Polymorphism in the Tyrosine Hydroxylase (TH) Gene Is Associated with Activity-Impulsivity in German Shepherd Dogs
Enik? Kubinyi,Judit Vas,Krisztina Hejjas,Zsolt Ronai,Ildikó Brúder,Borbála Turcsán,Maria Sasvari-Szekely,ádám Miklósi
PLOS ONE , 2012, DOI: 10.1371/journal.pone.0030271
Abstract: We investigated the association between repeat polymorphism in intron 4 of the tyrosine hydroxylase (TH) gene and two personality traits, activity-impulsivity and inattention, in German Shepherd Dogs.

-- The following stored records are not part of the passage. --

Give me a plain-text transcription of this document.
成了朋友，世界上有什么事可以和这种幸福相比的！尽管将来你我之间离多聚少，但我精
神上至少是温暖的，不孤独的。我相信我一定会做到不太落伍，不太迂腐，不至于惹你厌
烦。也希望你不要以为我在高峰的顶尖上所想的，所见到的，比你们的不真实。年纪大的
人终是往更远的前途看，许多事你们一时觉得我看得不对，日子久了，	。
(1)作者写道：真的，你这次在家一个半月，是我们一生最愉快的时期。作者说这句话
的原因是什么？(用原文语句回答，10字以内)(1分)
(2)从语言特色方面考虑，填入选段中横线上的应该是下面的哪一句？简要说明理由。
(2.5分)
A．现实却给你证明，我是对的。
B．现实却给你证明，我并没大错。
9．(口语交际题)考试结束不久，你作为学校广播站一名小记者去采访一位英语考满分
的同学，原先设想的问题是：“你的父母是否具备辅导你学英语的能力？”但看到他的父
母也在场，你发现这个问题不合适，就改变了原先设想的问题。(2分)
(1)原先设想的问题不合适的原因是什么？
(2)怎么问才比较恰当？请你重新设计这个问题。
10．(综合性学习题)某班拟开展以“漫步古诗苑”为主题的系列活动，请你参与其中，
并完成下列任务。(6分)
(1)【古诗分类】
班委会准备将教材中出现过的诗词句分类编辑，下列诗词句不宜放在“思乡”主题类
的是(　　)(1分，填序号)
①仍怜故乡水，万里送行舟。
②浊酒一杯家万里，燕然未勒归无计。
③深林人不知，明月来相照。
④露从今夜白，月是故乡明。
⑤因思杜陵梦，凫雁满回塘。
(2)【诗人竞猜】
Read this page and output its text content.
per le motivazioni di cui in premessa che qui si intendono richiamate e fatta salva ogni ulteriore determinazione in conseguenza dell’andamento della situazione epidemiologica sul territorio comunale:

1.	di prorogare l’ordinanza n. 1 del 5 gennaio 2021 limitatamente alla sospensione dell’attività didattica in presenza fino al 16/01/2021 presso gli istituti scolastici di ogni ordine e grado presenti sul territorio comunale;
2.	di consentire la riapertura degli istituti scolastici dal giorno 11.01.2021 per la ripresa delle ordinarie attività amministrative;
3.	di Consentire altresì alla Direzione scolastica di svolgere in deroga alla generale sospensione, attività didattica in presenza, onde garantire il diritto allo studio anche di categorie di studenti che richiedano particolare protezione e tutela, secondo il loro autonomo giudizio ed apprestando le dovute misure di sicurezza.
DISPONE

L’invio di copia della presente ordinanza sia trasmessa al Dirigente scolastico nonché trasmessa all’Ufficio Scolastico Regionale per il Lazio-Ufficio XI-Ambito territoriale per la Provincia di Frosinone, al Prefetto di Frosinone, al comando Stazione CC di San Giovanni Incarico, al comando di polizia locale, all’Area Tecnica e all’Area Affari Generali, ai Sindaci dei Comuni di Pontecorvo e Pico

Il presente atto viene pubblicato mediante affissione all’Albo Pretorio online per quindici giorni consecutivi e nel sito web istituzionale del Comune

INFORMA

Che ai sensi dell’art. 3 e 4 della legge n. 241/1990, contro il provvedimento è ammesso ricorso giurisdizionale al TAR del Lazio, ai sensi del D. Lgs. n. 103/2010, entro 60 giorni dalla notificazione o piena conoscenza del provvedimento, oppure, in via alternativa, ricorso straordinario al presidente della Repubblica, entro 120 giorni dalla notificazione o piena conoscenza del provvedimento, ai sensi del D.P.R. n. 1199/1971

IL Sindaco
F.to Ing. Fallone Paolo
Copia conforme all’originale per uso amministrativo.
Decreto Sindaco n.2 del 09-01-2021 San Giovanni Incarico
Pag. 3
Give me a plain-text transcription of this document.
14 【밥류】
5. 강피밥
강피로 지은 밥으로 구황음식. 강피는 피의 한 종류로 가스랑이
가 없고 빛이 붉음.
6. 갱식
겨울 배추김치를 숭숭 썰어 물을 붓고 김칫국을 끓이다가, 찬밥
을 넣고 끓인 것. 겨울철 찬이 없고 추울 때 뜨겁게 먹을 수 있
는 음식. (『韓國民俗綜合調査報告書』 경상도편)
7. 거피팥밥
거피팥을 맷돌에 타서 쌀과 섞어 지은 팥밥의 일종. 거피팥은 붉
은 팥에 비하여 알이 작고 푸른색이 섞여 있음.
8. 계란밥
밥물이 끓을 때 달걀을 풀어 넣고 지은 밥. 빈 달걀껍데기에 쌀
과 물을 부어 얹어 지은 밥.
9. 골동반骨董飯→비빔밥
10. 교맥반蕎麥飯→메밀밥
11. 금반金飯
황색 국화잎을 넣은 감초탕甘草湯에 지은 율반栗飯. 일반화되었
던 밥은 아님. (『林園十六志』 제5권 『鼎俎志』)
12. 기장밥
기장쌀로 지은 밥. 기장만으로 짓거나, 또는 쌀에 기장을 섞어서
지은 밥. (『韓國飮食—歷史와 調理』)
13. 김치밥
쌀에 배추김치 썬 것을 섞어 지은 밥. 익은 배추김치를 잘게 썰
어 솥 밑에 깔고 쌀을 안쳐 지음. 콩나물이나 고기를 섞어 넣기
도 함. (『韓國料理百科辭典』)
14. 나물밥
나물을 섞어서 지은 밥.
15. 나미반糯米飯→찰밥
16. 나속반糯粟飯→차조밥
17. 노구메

The behaviour of 104 dogs was characterized by two instruments: (1) the previously validated Dog-Attention Deficit Hyperactivity Disorder Rating Scale (Dog-ADHD RS) filled in by the dog owners and (2) the newly developed Activity-impulsivity Behavioural Scale (AIBS) containing four subtests, scored by the experimenters. Internal consistency, inter-observer reliability, test-retest reliability and convergent validity were demonstrated for AIBS.